Jour 24/80 — Gare d’autocars

Le tour de Londres en 80 jours

En ces temps d’incertitude, j’ai besoin d’une ligne de vie, d’un horizon ; j’ai donc — de façon quelque peu arbitraire, je l’admets — fixé une date. Le 1er avril sera mon horizon ; et ma ligne de vie, les 80 jours qui m’en séparent.

Et comme le temps n’est pas aux tours du monde, je vous propose un « Tour de Londres en 80 jours » : Quatre-vingt impressions de Londres, quatre-vingt histoires, lieux, pensées issu(e)s de mon expérience de cette ville formidable et affolante.

Jour 24 : Gare d’autocars

La gare de bus de Victoria est l’endroit le plus impossible à trouver à Londres. Bon, d’accord, peut-être pas le plus impossible — Londres est pleine de lieux secrets et difficiles à trouver ; ça fait son charme, après tout ! Mais de tous les lieux publics fléchés qui soient, la gare d’autocars de Victoria est la plus impossible à trouver.

Je ne comprends pas comment les touristes parviennent à attraper leur car à temps. Je présume que ces jours-ci, ils s’aident de technologies modernes ; mais comment donc y arrivaient-ils avant l’arrivée des smartphones ?! Je ne comprends pas.

D’ailleurs, quand j’émerge de la station de métro Victoria le matin en allant au boulot, je jette toujours un œil autour de moi, au cas où. Et lorsque je repère quelques touristes confus qui, confirmation de réservation à la main, cherchent désespérément à comprendre la géographie des lieux, je me porte à leur secours : « Non, ce n’est pas par là, ça c’est la gare de trains, et vous cherchez la gare de bus. Non, ceci c’est le métro, ça s’appelle aussi « station » mais c’est autre chose. La gare de bus est à environ 15 minutes d’ici — dix si vous avez de grandes jambes… Je sais, ce n’est pas très clair mais faites-moi confiance, je suis guide touristique, et c’est là que je vais. Suivez-moi. » Et ils me suivent.

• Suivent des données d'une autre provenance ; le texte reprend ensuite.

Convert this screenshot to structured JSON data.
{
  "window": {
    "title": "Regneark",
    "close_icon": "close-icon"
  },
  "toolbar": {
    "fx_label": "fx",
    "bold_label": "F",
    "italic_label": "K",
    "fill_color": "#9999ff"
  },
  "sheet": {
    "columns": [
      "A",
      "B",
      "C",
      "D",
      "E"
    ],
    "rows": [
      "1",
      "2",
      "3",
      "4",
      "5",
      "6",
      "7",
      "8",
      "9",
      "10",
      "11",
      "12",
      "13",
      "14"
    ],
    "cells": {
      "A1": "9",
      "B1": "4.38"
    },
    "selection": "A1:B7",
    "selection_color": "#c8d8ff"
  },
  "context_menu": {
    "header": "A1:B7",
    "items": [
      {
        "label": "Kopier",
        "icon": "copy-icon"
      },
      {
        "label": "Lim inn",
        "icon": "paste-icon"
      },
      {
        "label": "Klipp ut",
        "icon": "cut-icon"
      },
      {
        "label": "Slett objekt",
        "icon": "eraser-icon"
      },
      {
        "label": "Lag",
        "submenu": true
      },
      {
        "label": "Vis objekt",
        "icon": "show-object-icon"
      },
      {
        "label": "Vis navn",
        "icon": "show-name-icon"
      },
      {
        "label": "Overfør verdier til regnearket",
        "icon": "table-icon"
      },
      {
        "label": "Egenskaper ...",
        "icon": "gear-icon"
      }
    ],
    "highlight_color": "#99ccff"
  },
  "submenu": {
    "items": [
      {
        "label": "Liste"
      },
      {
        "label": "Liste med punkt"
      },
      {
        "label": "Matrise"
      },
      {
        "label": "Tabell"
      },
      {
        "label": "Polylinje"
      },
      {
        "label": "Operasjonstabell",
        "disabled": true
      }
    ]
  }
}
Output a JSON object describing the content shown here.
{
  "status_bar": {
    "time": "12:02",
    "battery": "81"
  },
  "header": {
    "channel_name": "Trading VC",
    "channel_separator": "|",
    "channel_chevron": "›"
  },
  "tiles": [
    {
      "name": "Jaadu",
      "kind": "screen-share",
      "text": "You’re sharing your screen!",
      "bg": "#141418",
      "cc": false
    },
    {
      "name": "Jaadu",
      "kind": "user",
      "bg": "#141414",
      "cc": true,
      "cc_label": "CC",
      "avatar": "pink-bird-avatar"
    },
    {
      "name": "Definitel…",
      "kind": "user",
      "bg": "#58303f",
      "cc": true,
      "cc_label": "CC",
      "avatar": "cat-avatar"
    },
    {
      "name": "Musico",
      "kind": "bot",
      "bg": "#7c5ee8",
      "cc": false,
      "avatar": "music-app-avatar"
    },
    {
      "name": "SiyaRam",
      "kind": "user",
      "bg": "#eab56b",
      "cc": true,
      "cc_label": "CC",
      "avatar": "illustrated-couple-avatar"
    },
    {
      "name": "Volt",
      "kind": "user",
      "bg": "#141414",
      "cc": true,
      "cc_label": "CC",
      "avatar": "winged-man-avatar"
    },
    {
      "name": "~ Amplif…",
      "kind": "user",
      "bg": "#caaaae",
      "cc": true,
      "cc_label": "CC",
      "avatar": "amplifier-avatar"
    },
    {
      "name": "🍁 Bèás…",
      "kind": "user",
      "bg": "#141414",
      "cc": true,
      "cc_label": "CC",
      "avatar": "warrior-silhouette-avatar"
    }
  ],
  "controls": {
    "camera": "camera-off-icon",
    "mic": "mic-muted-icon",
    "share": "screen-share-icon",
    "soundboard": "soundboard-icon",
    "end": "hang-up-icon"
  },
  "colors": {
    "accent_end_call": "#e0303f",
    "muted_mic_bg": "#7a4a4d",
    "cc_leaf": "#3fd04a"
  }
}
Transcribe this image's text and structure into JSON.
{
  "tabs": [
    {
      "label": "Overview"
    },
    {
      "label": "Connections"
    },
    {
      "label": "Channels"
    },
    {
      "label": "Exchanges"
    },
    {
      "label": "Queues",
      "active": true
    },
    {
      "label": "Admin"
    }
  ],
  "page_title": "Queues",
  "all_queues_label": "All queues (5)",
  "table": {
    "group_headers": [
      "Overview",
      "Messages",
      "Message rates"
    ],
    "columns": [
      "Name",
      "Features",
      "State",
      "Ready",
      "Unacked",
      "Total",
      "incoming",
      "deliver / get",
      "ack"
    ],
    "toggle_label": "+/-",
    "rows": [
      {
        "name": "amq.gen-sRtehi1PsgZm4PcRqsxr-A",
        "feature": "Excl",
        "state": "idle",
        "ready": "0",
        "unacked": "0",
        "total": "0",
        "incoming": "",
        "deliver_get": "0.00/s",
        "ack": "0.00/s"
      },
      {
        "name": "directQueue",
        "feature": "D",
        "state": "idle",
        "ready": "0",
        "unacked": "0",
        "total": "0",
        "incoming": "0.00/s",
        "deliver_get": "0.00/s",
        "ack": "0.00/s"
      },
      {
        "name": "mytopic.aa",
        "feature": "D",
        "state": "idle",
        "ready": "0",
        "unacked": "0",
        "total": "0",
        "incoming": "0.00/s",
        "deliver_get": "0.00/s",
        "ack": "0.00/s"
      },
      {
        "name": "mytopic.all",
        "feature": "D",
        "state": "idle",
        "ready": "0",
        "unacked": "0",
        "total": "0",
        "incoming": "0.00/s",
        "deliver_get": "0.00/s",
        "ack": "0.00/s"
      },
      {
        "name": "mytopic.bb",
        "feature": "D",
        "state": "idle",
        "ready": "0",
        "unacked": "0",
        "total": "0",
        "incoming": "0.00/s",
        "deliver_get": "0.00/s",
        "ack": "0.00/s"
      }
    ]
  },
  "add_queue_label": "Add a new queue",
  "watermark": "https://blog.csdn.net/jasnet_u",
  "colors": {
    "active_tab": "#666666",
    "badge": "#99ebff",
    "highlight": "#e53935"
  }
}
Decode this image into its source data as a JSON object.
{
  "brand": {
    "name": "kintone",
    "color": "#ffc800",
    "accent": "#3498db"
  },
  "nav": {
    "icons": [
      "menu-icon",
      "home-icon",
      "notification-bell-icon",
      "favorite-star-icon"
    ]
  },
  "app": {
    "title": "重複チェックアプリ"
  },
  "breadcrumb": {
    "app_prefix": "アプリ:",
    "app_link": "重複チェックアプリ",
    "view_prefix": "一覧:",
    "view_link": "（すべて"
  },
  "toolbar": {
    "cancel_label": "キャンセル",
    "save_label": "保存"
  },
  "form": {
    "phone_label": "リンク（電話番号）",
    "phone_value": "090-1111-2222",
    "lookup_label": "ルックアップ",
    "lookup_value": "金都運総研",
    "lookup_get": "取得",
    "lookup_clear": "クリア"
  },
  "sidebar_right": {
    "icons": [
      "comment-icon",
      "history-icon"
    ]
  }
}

Je les comprends ; moi aussi je me suis souvent perdue en cherchant cette fichue gare de bus. Plus maintenant, bien sûr. Plus depuis que je suis guide sur des day-trips autour de Londres.

Je ne pensais pas tellement aimer ces journées en autocar. De grands groupes, peu d’interaction. C’est du moins ce que je pensais. Mais au contraire : les tours en car sont comme une aventure. On part tôt, on revient tard, et au cours de ces douze ou treize heures de voyage, des liens se créent entre nous tous : les touristes, moi-même et le chauffeur du bus.

On n’attache souvent que peu d’importance à ces chauffeurs. Et pourtant ils sont un élément crucial de toute visite guidée motorisée. Un bon chauffeur change tout, et améliore la journée pour tout le monde, guide et groupe.

J’ai eu la chance de travailler avec plusieurs de ces « super chauffeurs » et me suis même liée d’amitié avec certains d’entre-eux. Des chauffeurs qui m’ont vraiment aidée dans des situations difficiles, qui m’ont rassurée dans des journées stressantes, qui étaient chaleureux avec les touristes, qui me racontaient leurs propres histoires sur les lieux que nous visitions ; des chauffeurs qui conduisaient prudemment, qui étaient patients avec les retardataires, qui travaillaient vraiment avec moi, en équipe. Et c’est pourquoi j’aurai toujours une tendresse particulière pour l’invisible et glaciale gare d’autocars de Victoria.